The mcp then talks to a resource-coordinator (either a local instance that says
'take all of this machine' or a network service that coordinates between multiple
unning pypipegraphs) and spawns one compute slave (cs) for each machine.
Now each compute slave receives a copy of all jobs (which are just definitions,
and therefore pretty small). One by one the mcp (talking to the
resource-coordinator) asks the cs to execute jobs (while talking to the
resource-coordinater to share resources with others), collects their feedback, prunes the graph on errors and
returns control to you once all of them have been done (or failed ;) ).
The mcp knows (thanks to the resource coordinator) about the resources available
(number of cpu cores, memory) and doesn't overload the nodes (by spawning more
processes than there are cores or by spawning too many memory hungry jobs at once).
Besides your output files, a pipegraph creates some auxillary files:
* ./.pypipegraph_status_robust - stores the invariant data of all jobs
* ./logs/ppg_run.txt - the chattery debug output of every decision the pipegraph makes (only if logs exists).

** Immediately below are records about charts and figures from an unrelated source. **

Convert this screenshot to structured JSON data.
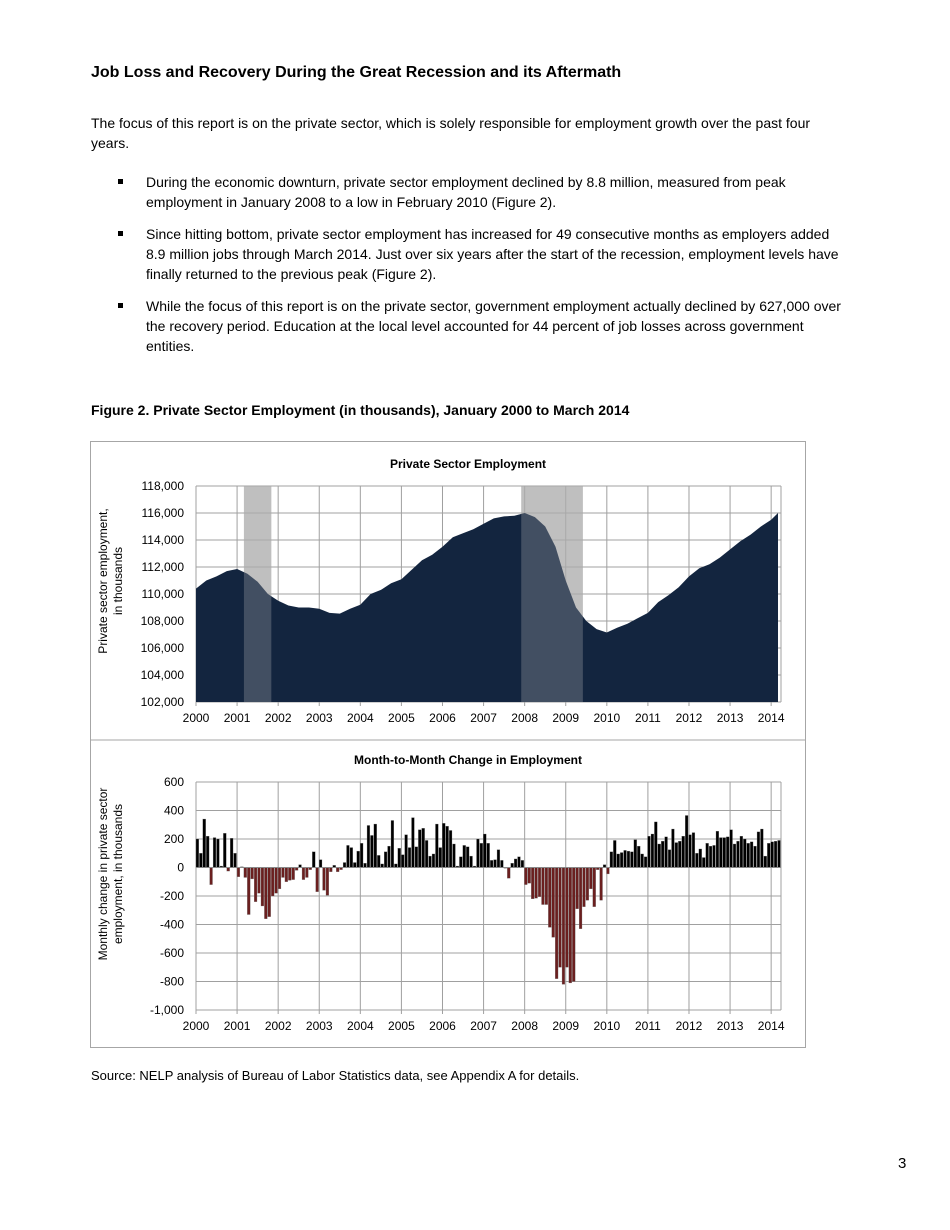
{
  "heading": "Job Loss and Recovery During the Great Recession and its Aftermath",
  "intro": "The focus of this report is on the private sector, which is solely responsible for employment growth over the past four years.",
  "bullets": [
    "During the economic downturn, private sector employment declined by 8.8 million, measured from peak employment in January 2008 to a low in February 2010 (Figure 2).",
    "Since hitting bottom, private sector employment has increased for 49 consecutive months as employers added 8.9 million jobs through March 2014. Just over six years after the start of the recession, employment levels have finally returned to the previous peak (Figure 2).",
    "While the focus of this report is on the private sector, government employment actually declined by 627,000 over the recovery period. Education at the local level accounted for 44 percent of job losses across government entities."
  ],
  "figure_caption": "Figure 2. Private Sector Employment (in thousands), January 2000 to March 2014",
  "source": "Source: NELP analysis of Bureau of Labor Statistics data, see Appendix A for details.",
  "page_number": "3",
  "chart_data": [
    {
      "type": "area",
      "title": "Private Sector Employment",
      "ylabel": "Private sector employment, in thousands",
      "xlabel": "",
      "ylim": [
        102000,
        118000
      ],
      "yticks": [
        "102,000",
        "104,000",
        "106,000",
        "108,000",
        "110,000",
        "112,000",
        "114,000",
        "116,000",
        "118,000"
      ],
      "xticks": [
        "2000",
        "2001",
        "2002",
        "2003",
        "2004",
        "2005",
        "2006",
        "2007",
        "2008",
        "2009",
        "2010",
        "2011",
        "2012",
        "2013",
        "2014"
      ],
      "grid": true,
      "colors": {
        "area": "#13253f",
        "recession": "#bfbfbf"
      },
      "recessions": [
        [
          "2001-03",
          "2001-11"
        ],
        [
          "2007-12",
          "2009-06"
        ]
      ],
      "x": [
        "2000-01",
        "2000-04",
        "2000-07",
        "2000-10",
        "2001-01",
        "2001-04",
        "2001-07",
        "2001-10",
        "2002-01",
        "2002-04",
        "2002-07",
        "2002-10",
        "2003-01",
        "2003-04",
        "2003-07",
        "2003-10",
        "2004-01",
        "2004-04",
        "2004-07",
        "2004-10",
        "2005-01",
        "2005-04",
        "2005-07",
        "2005-10",
        "2006-01",
        "2006-04",
        "2006-07",
        "2006-10",
        "2007-01",
        "2007-04",
        "2007-07",
        "2007-10",
        "2008-01",
        "2008-04",
        "2008-07",
        "2008-10",
        "2009-01",
        "2009-04",
        "2009-07",
        "2009-10",
        "2010-01",
        "2010-04",
        "2010-07",
        "2010-10",
        "2011-01",
        "2011-04",
        "2011-07",
        "2011-10",
        "2012-01",
        "2012-04",
        "2012-07",
        "2012-10",
        "2013-01",
        "2013-04",
        "2013-07",
        "2013-10",
        "2014-01",
        "2014-03"
      ],
      "values": [
        110400,
        111000,
        111300,
        111700,
        111850,
        111500,
        110900,
        110000,
        109500,
        109150,
        109000,
        109000,
        108900,
        108600,
        108550,
        108900,
        109200,
        110000,
        110300,
        110800,
        111100,
        111800,
        112500,
        112900,
        113500,
        114200,
        114500,
        114800,
        115200,
        115600,
        115750,
        115800,
        116000,
        115700,
        115000,
        113500,
        111000,
        109000,
        108000,
        107400,
        107150,
        107500,
        107800,
        108200,
        108600,
        109400,
        109900,
        110500,
        111300,
        111900,
        112200,
        112700,
        113300,
        113900,
        114400,
        115000,
        115500,
        116000
      ]
    },
    {
      "type": "bar",
      "title": "Month-to-Month Change in Employment",
      "ylabel": "Monthly change in private sector employment, in thousands",
      "xlabel": "",
      "ylim": [
        -1000,
        600
      ],
      "yticks": [
        "-1,000",
        "-800",
        "-600",
        "-400",
        "-200",
        "0",
        "200",
        "400",
        "600"
      ],
      "xticks": [
        "2000",
        "2001",
        "2002",
        "2003",
        "2004",
        "2005",
        "2006",
        "2007",
        "2008",
        "2009",
        "2010",
        "2011",
        "2012",
        "2013",
        "2014"
      ],
      "grid": true,
      "x_range": [
        "2000-01",
        "2014-03"
      ],
      "colors": {
        "positive": "#000000",
        "negative": "#6b1f1f"
      },
      "values": [
        200,
        100,
        340,
        220,
        -120,
        210,
        200,
        10,
        240,
        -25,
        205,
        100,
        -65,
        5,
        -70,
        -330,
        -80,
        -240,
        -180,
        -270,
        -360,
        -345,
        -200,
        -180,
        -150,
        -70,
        -100,
        -90,
        -85,
        -20,
        20,
        -85,
        -70,
        -15,
        110,
        -170,
        55,
        -160,
        -195,
        -30,
        15,
        -30,
        -15,
        35,
        155,
        140,
        35,
        115,
        170,
        30,
        295,
        225,
        305,
        85,
        25,
        110,
        150,
        330,
        25,
        135,
        90,
        230,
        140,
        350,
        145,
        265,
        275,
        190,
        80,
        95,
        305,
        140,
        310,
        290,
        260,
        165,
        10,
        75,
        155,
        145,
        80,
        10,
        200,
        170,
        235,
        170,
        50,
        55,
        125,
        50,
        -5,
        -75,
        30,
        60,
        75,
        50,
        -120,
        -110,
        -220,
        -215,
        -205,
        -260,
        -260,
        -420,
        -490,
        -780,
        -700,
        -820,
        -700,
        -810,
        -800,
        -290,
        -430,
        -275,
        -230,
        -150,
        -275,
        -15,
        -230,
        20,
        -45,
        110,
        190,
        95,
        105,
        120,
        115,
        110,
        195,
        150,
        95,
        75,
        220,
        235,
        320,
        165,
        185,
        215,
        125,
        270,
        175,
        185,
        220,
        365,
        230,
        245,
        100,
        130,
        70,
        170,
        150,
        155,
        255,
        210,
        210,
        215,
        265,
        165,
        185,
        220,
        200,
        170,
        180,
        150,
        250,
        270,
        80,
        170,
        180,
        185,
        190
      ]
    }
  ]
}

All logging is also send to localhost 5005, and you can listen with util/log_listener.py
* ./logs/ppg_errors.txt - a log of all failed jobs and their exception/stdout/stderr (only if logs exists and the file is writable)
* ./logs/ppg_graph.txt - a dump of the connected graph structure (which job depends on which) (only if logs exists)
* A pipegraph and it's jobs can only be run once (but you can create multiple pipegraphs serially).
* It is an error to create jobs before new_pipegraph() has been called.
* Jobs magically associated with the currently existing pipegraph.
* Invariant status is kept in a magic .pypipegraph_status file.
* Jobs are singletonized on their id (within the existance of one pipegraph).
Little harm is done in defining a job multiple times.
* Adding jobs gives you an iterable of jobs (which depends_on also takes). Adding a job and an iterable also gives you an iterable. So does adding an iterable and a job or an iterable and an iterable...
* Executing jobs (all `Output jobs`_) have resource attributes: cores_needed (default 1, -1 means 'all you can get'), memory_needed (default = -1, means don't worry about it, just start one per core, assume memory / cores. If you specify something above memory/core it's treated as if you need (your_memory_specification / (memory/core)) cores). memory_needed is in bytes!
* Beware of passing instance functions to FunctionInvariants - if the job creation code is done again for a different instance, it will raise an exception, because the bound function from before is not the same function you pass in now. Pass in class.function instead of self.function
* pypipegraph is developed and tested on Ubuntu. It will not work reasonably on Windows - it's job model makes heavy use of fork() and windows process creating does not implicitly copy-on-write the current process' memory contents.
Python function gotchas
Please keep in mind that in python functions by default bind to the name of variables in their scope, no to their values.
This means that ::
for filename in ('A', 'B', 'C'):
write_to_file(filename=filename, text='hello world')
job = pypipegraph.FileGeneratingJob(i, shu)
will not do what you want - you'll end up with three jobs, all writing to the same file (and the appropriate JobContractExceptions because two of them did not create their output files).
What you need to do is rebind the variable::
for filename in ('A', 'B', 'C'):
def shu(filename=filename): #that's the magic line. Also works for lambdas
write_to_file(filename=filename, text='hello world')
job = pypipegraph.FileGeneratingJob(i, shu)
* We use nosetest for testing (nosetests test_pypipegraph.py), and create a subdirectory for each test to isolate test cases.
* There usually are some test cases not yet implemented. These are expected to raise NotImplementedError()s.